Now…we are anticipating number 5!
Yes, it is true! I am pregnant! 🙂
My daughters, my husband and I are all over the moon with excitement about this next step of our lives. It is still a little hard to believe in the midst of the craziness we live, but Little One is growing and I am becoming more and more aware of a new presence in my body every day! My daughters regularly scrutinize me to see just exactly how fat I have become and my clothes are starting to make some real complaints at being stretched and pulled.
I smiled when I met a woman in the grocery store and she said,
“Oh, isn’t that something! You know, it happens so many times! After someone adopts they end up pregnant!”
I grinned at her surprised expression when I said,
“Well, this one was actually part of the plan.”
Yes, we may be crazy.
But we are all very happy and confident that this new little person is entering the drama at just the right time, all in the hands of our Creator.
I feel a little guilty some days.
I have two beautiful daughters, and now I am pregnant with a third child. I know there are so many women who enter the world of foster care and adoption because they’ve been unable to bear children from their womb for one reason or another. I know there are hundreds of women who long to be able to carry a child.
I don’t know what to say.
But I do know this.
This life inside of me is valuable and precious, and I will choose to celebrate it with as little guilt and as much confidence as possible.
I am so excited to meet this child, just as I was so excited to meet my daughters last Spring. They can’t wait to be big sisters, and I am so thrilled they are here to enjoy this journey with us! Just as I was in awe at the arrival of my two beautiful girls in our lives, I am in awe that once again…even after all the mistakes I’ve made…God has chosen to place a child in my care.
My favourite passage of scripture these days is found in Psalm 139.

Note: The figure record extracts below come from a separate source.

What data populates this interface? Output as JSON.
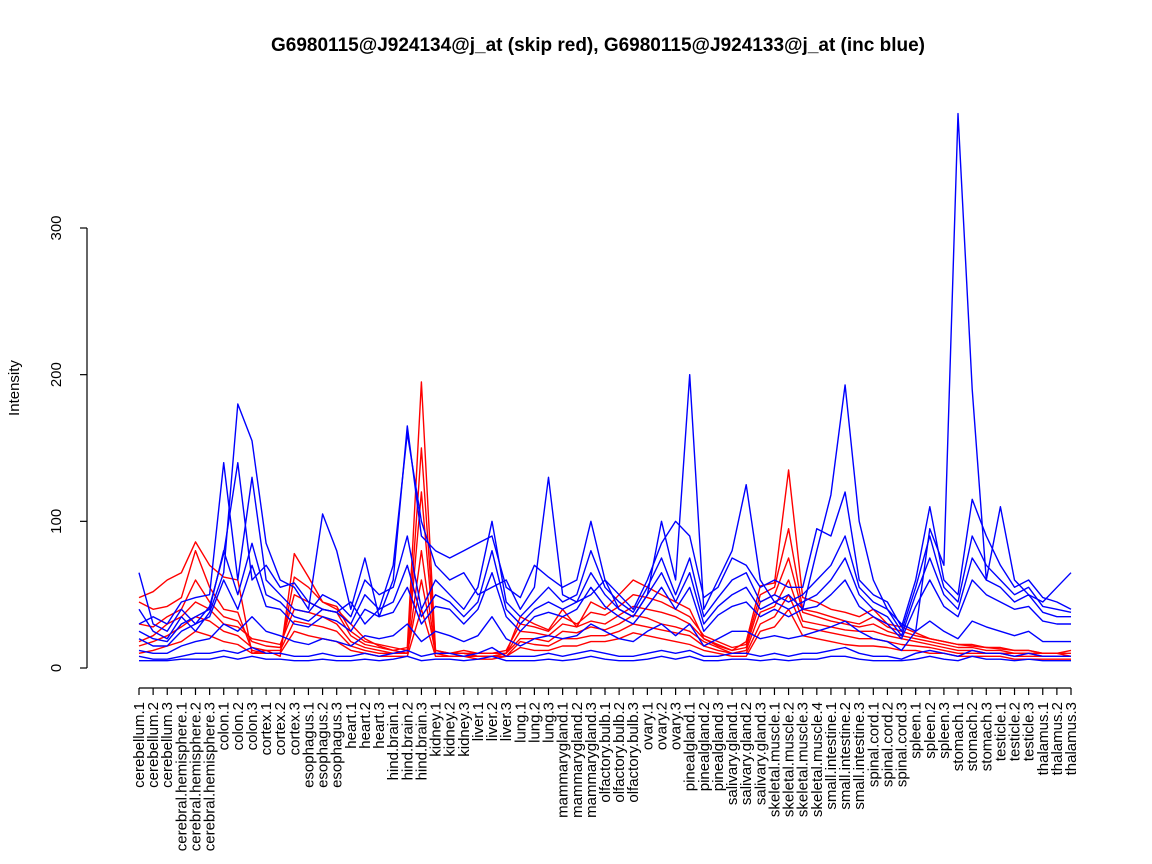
{
  "chart_data": {
    "type": "line",
    "title": "G6980115@J924134@j_at (skip red), G6980115@J924133@j_at (inc blue)",
    "xlabel": "",
    "ylabel": "Intensity",
    "ylim": [
      0,
      380
    ],
    "yticks": [
      0,
      100,
      200,
      300
    ],
    "grid": false,
    "legend": "none",
    "colors": {
      "skip": "#ff0000",
      "inc": "#0000ff",
      "axis": "#000000"
    },
    "categories": [
      "cerebellum.1",
      "cerebellum.2",
      "cerebellum.3",
      "cerebral.hemisphere.1",
      "cerebral.hemisphere.2",
      "cerebral.hemisphere.3",
      "colon.1",
      "colon.2",
      "colon.3",
      "cortex.1",
      "cortex.2",
      "cortex.3",
      "esophagus.1",
      "esophagus.2",
      "esophagus.3",
      "heart.1",
      "heart.2",
      "heart.3",
      "hind.brain.1",
      "hind.brain.2",
      "hind.brain.3",
      "kidney.1",
      "kidney.2",
      "kidney.3",
      "liver.1",
      "liver.2",
      "liver.3",
      "lung.1",
      "lung.2",
      "lung.3",
      "mammarygland.1",
      "mammarygland.2",
      "mammarygland.3",
      "olfactory.bulb.1",
      "olfactory.bulb.2",
      "olfactory.bulb.3",
      "ovary.1",
      "ovary.2",
      "ovary.3",
      "pinealgland.1",
      "pinealgland.2",
      "pinealgland.3",
      "salivary.gland.1",
      "salivary.gland.2",
      "salivary.gland.3",
      "skeletal.muscle.1",
      "skeletal.muscle.2",
      "skeletal.muscle.3",
      "skeletal.muscle.4",
      "small.intestine.1",
      "small.intestine.2",
      "small.intestine.3",
      "spinal.cord.1",
      "spinal.cord.2",
      "spinal.cord.3",
      "spleen.1",
      "spleen.2",
      "spleen.3",
      "stomach.1",
      "stomach.2",
      "stomach.3",
      "testicle.1",
      "testicle.2",
      "testicle.3",
      "thalamus.1",
      "thalamus.2",
      "thalamus.3"
    ],
    "series": [
      {
        "group": "skip",
        "values": [
          48,
          52,
          60,
          65,
          86,
          70,
          62,
          60,
          10,
          12,
          8,
          78,
          62,
          45,
          40,
          30,
          20,
          15,
          12,
          14,
          195,
          12,
          10,
          10,
          8,
          8,
          10,
          35,
          30,
          26,
          40,
          28,
          45,
          40,
          50,
          60,
          55,
          50,
          45,
          40,
          20,
          15,
          12,
          18,
          56,
          58,
          135,
          48,
          45,
          40,
          38,
          35,
          40,
          30,
          28,
          24,
          20,
          18,
          16,
          16,
          14,
          14,
          12,
          12,
          10,
          10,
          12
        ]
      },
      {
        "group": "skip",
        "values": [
          45,
          40,
          42,
          48,
          80,
          55,
          40,
          38,
          12,
          10,
          10,
          62,
          55,
          45,
          42,
          25,
          18,
          16,
          14,
          12,
          150,
          12,
          10,
          12,
          10,
          10,
          12,
          30,
          28,
          25,
          35,
          30,
          38,
          36,
          42,
          50,
          48,
          45,
          40,
          35,
          22,
          18,
          14,
          16,
          50,
          55,
          95,
          40,
          38,
          35,
          32,
          30,
          35,
          28,
          25,
          22,
          20,
          18,
          16,
          15,
          14,
          13,
          12,
          12,
          10,
          10,
          10
        ]
      },
      {
        "group": "skip",
        "values": [
          30,
          28,
          35,
          40,
          60,
          45,
          35,
          32,
          18,
          15,
          14,
          50,
          45,
          40,
          38,
          22,
          16,
          14,
          12,
          10,
          120,
          10,
          10,
          10,
          10,
          10,
          10,
          25,
          24,
          22,
          30,
          28,
          32,
          30,
          36,
          42,
          40,
          38,
          35,
          30,
          20,
          16,
          12,
          14,
          45,
          50,
          75,
          38,
          35,
          32,
          30,
          28,
          30,
          25,
          22,
          20,
          18,
          16,
          14,
          14,
          12,
          12,
          10,
          10,
          10,
          10,
          8
        ]
      },
      {
        "group": "skip",
        "values": [
          18,
          22,
          30,
          35,
          45,
          40,
          30,
          28,
          20,
          18,
          16,
          40,
          38,
          35,
          30,
          18,
          14,
          12,
          10,
          10,
          80,
          10,
          10,
          10,
          8,
          8,
          10,
          20,
          20,
          18,
          25,
          24,
          28,
          26,
          30,
          36,
          34,
          30,
          28,
          25,
          18,
          14,
          10,
          12,
          38,
          42,
          60,
          32,
          30,
          28,
          26,
          25,
          25,
          22,
          20,
          18,
          16,
          14,
          12,
          12,
          10,
          10,
          10,
          10,
          8,
          8,
          8
        ]
      },
      {
        "group": "skip",
        "values": [
          15,
          18,
          22,
          28,
          35,
          32,
          25,
          22,
          14,
          12,
          12,
          32,
          30,
          28,
          25,
          15,
          12,
          10,
          10,
          10,
          60,
          10,
          8,
          8,
          8,
          8,
          8,
          18,
          16,
          15,
          20,
          20,
          22,
          22,
          25,
          30,
          28,
          26,
          24,
          22,
          15,
          12,
          10,
          10,
          30,
          35,
          50,
          28,
          26,
          24,
          22,
          20,
          20,
          18,
          16,
          15,
          14,
          12,
          10,
          10,
          10,
          10,
          8,
          8,
          8,
          8,
          8
        ]
      },
      {
        "group": "skip",
        "values": [
          10,
          12,
          15,
          18,
          25,
          22,
          18,
          16,
          10,
          10,
          10,
          25,
          22,
          20,
          18,
          12,
          10,
          8,
          8,
          8,
          40,
          8,
          8,
          8,
          6,
          6,
          8,
          14,
          12,
          12,
          15,
          15,
          18,
          18,
          20,
          24,
          22,
          20,
          18,
          16,
          12,
          10,
          8,
          8,
          25,
          28,
          40,
          22,
          20,
          18,
          16,
          15,
          15,
          14,
          12,
          12,
          10,
          10,
          8,
          8,
          8,
          8,
          6,
          6,
          6,
          6,
          6
        ]
      },
      {
        "group": "inc",
        "values": [
          65,
          30,
          25,
          40,
          30,
          42,
          78,
          140,
          60,
          70,
          55,
          58,
          45,
          40,
          38,
          45,
          30,
          40,
          70,
          160,
          100,
          70,
          60,
          65,
          50,
          55,
          60,
          40,
          55,
          130,
          50,
          45,
          50,
          60,
          40,
          35,
          50,
          100,
          60,
          200,
          40,
          60,
          80,
          125,
          60,
          45,
          50,
          40,
          80,
          118,
          193,
          100,
          60,
          40,
          30,
          25,
          95,
          70,
          378,
          190,
          60,
          110,
          60,
          50,
          45,
          55,
          65
        ]
      },
      {
        "group": "inc",
        "values": [
          40,
          25,
          20,
          35,
          25,
          38,
          65,
          180,
          155,
          85,
          60,
          55,
          40,
          105,
          80,
          40,
          75,
          35,
          60,
          165,
          90,
          80,
          75,
          80,
          85,
          90,
          55,
          48,
          70,
          62,
          55,
          60,
          100,
          60,
          50,
          40,
          60,
          85,
          100,
          90,
          48,
          55,
          75,
          70,
          55,
          60,
          55,
          55,
          95,
          90,
          120,
          60,
          50,
          45,
          28,
          60,
          110,
          60,
          50,
          115,
          90,
          70,
          55,
          60,
          48,
          45,
          40
        ]
      },
      {
        "group": "inc",
        "values": [
          30,
          35,
          30,
          45,
          48,
          50,
          140,
          60,
          130,
          60,
          50,
          40,
          38,
          50,
          45,
          35,
          60,
          50,
          55,
          90,
          40,
          60,
          50,
          40,
          55,
          100,
          45,
          35,
          45,
          55,
          45,
          50,
          80,
          55,
          45,
          38,
          55,
          75,
          50,
          75,
          35,
          48,
          60,
          65,
          45,
          50,
          45,
          50,
          60,
          70,
          90,
          55,
          45,
          40,
          25,
          55,
          90,
          55,
          45,
          90,
          70,
          60,
          50,
          55,
          42,
          40,
          38
        ]
      },
      {
        "group": "inc",
        "values": [
          25,
          20,
          18,
          30,
          35,
          40,
          80,
          50,
          85,
          50,
          45,
          35,
          32,
          40,
          38,
          30,
          50,
          40,
          45,
          70,
          35,
          50,
          45,
          35,
          45,
          80,
          40,
          30,
          40,
          45,
          40,
          45,
          65,
          50,
          40,
          35,
          50,
          65,
          45,
          65,
          30,
          42,
          50,
          55,
          40,
          45,
          40,
          45,
          50,
          60,
          75,
          50,
          40,
          35,
          22,
          50,
          75,
          50,
          40,
          75,
          60,
          55,
          45,
          50,
          38,
          35,
          35
        ]
      },
      {
        "group": "inc",
        "values": [
          20,
          15,
          15,
          25,
          30,
          35,
          60,
          40,
          70,
          42,
          40,
          30,
          28,
          35,
          32,
          25,
          40,
          35,
          38,
          55,
          30,
          42,
          40,
          30,
          40,
          65,
          35,
          25,
          35,
          38,
          35,
          40,
          55,
          42,
          35,
          30,
          42,
          55,
          40,
          55,
          25,
          36,
          42,
          45,
          35,
          40,
          35,
          40,
          42,
          50,
          60,
          42,
          35,
          30,
          20,
          42,
          60,
          42,
          35,
          60,
          50,
          45,
          40,
          42,
          32,
          30,
          30
        ]
      },
      {
        "group": "inc",
        "values": [
          12,
          10,
          10,
          15,
          18,
          20,
          30,
          25,
          35,
          25,
          22,
          18,
          16,
          20,
          18,
          15,
          22,
          20,
          22,
          30,
          18,
          25,
          22,
          18,
          22,
          35,
          20,
          15,
          20,
          22,
          20,
          22,
          30,
          25,
          20,
          18,
          25,
          30,
          22,
          30,
          15,
          20,
          25,
          25,
          20,
          22,
          20,
          22,
          25,
          28,
          32,
          25,
          20,
          18,
          12,
          25,
          32,
          25,
          20,
          32,
          28,
          25,
          22,
          25,
          18,
          18,
          18
        ]
      },
      {
        "group": "inc",
        "values": [
          8,
          6,
          6,
          8,
          10,
          10,
          12,
          10,
          14,
          10,
          10,
          8,
          8,
          10,
          8,
          8,
          10,
          8,
          10,
          12,
          8,
          10,
          10,
          8,
          10,
          14,
          8,
          8,
          8,
          10,
          8,
          10,
          12,
          10,
          8,
          8,
          10,
          12,
          10,
          12,
          8,
          8,
          10,
          10,
          8,
          10,
          8,
          10,
          10,
          12,
          14,
          10,
          8,
          8,
          6,
          10,
          12,
          10,
          8,
          12,
          10,
          10,
          8,
          10,
          8,
          8,
          8
        ]
      },
      {
        "group": "inc",
        "values": [
          5,
          5,
          5,
          6,
          6,
          6,
          8,
          6,
          8,
          6,
          6,
          5,
          5,
          6,
          5,
          5,
          6,
          5,
          6,
          8,
          5,
          6,
          6,
          5,
          6,
          8,
          5,
          5,
          5,
          6,
          5,
          6,
          8,
          6,
          5,
          5,
          6,
          8,
          6,
          8,
          5,
          5,
          6,
          6,
          5,
          6,
          5,
          6,
          6,
          8,
          8,
          6,
          5,
          5,
          5,
          6,
          8,
          6,
          5,
          8,
          6,
          6,
          5,
          6,
          5,
          5,
          5
        ]
      }
    ]
  }
}
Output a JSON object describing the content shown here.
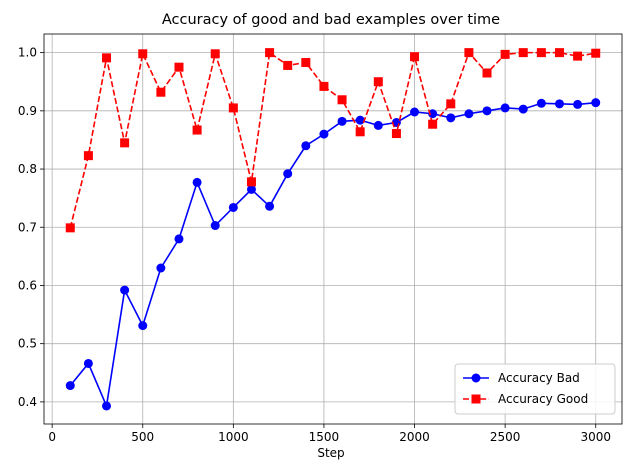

I found this passage shortly before I realized I was pregnant, while putting together lifebooks for my daughters. I wanted to start their stories with the message that even though I wasn’t a part of their beginning, God was. He was always there, and their presence here with me is not a mistake. When I found these words in Psalm 139 I was filled with both awe and incredible joy. It felt like such a gift to be able to etch these words into the beginning of their stories when there is so much I cannot tell them with confidence.
We are blessed to have pictures of their birth parents…even a picture of their Mommy a few weeks before giving birth, her belly swollen and a smile on her face.
Yet her presence in my daughters’ lives is mixed with so much uncertainty, pain and even anger at times. I have longed to be able to tell them without a shadow of a doubt that their birth mother loved and cherished them from the beginning; that she made choices for them out of a deep love and selflessness inside of her; that she dreamed of a bright future for them. It would make the story so much simpler to be able to tie it up in a neat bow of heroism and sacrifice all for the good of them. But their stories are not quite that simple, and there are a lot of questions without easy answers. They know much uncertainty and rejection for their young age, and all I can do is to give them honest, age appropriate answers to their many questions…and to say the words “I am so sorry.” It is not my story to twist, paint in bright colours or finish with a flourish.
So imagine the gift of these words.
ALL THE Delicate INNER PARTS OF MY
BODY & KNIT ME TOGETHER
IN MY MOTHER’S WOMB.
THANK YOU FOR MAKING ME
SO WONDERFULLY COMPLEX!
I PRAISE YOU, GOD!
YOUR WORKMANSHIP IS
HOW WELL I KNOW IT.
YOU WATCHED ME AS
I WAS BEING FORMED IN UTTER SECLUSION;
As I was woven together in the dark of the womb.
YOU SAW ME BEFORE I WAS BORN.
ALL THE DAYS YOU HAD PLANNED FOR ME WERE
WRITTEN IN YOUR BOOK
EVEN ONE OF THEM CAME TO BE.
Psalm 139: 13-16
A few weeks later when I found out I was carrying one of these tiny miracles within my own womb, I went back and smiled as I read these verses again. All my children’s names will be written in my Bible beside this verse. No matter who their birth parents may be, what truths their stories may hold or what devastation life may bring…I know this to be life-giving, sustaining TRUTH.
He has seen us long before we were ever born.
We are HIS intricate creation.
Our existence is not a mistake, and before our first breath He could see each day of our lives stretched before Him like the seashore.
We are loved.
We are wanted.
We are in his capable hands.
And that is enough for this Mama to cling to. If I accomplish nothing else I hope to give this knowledge as a gift, buried deep in the hearts of each of my children.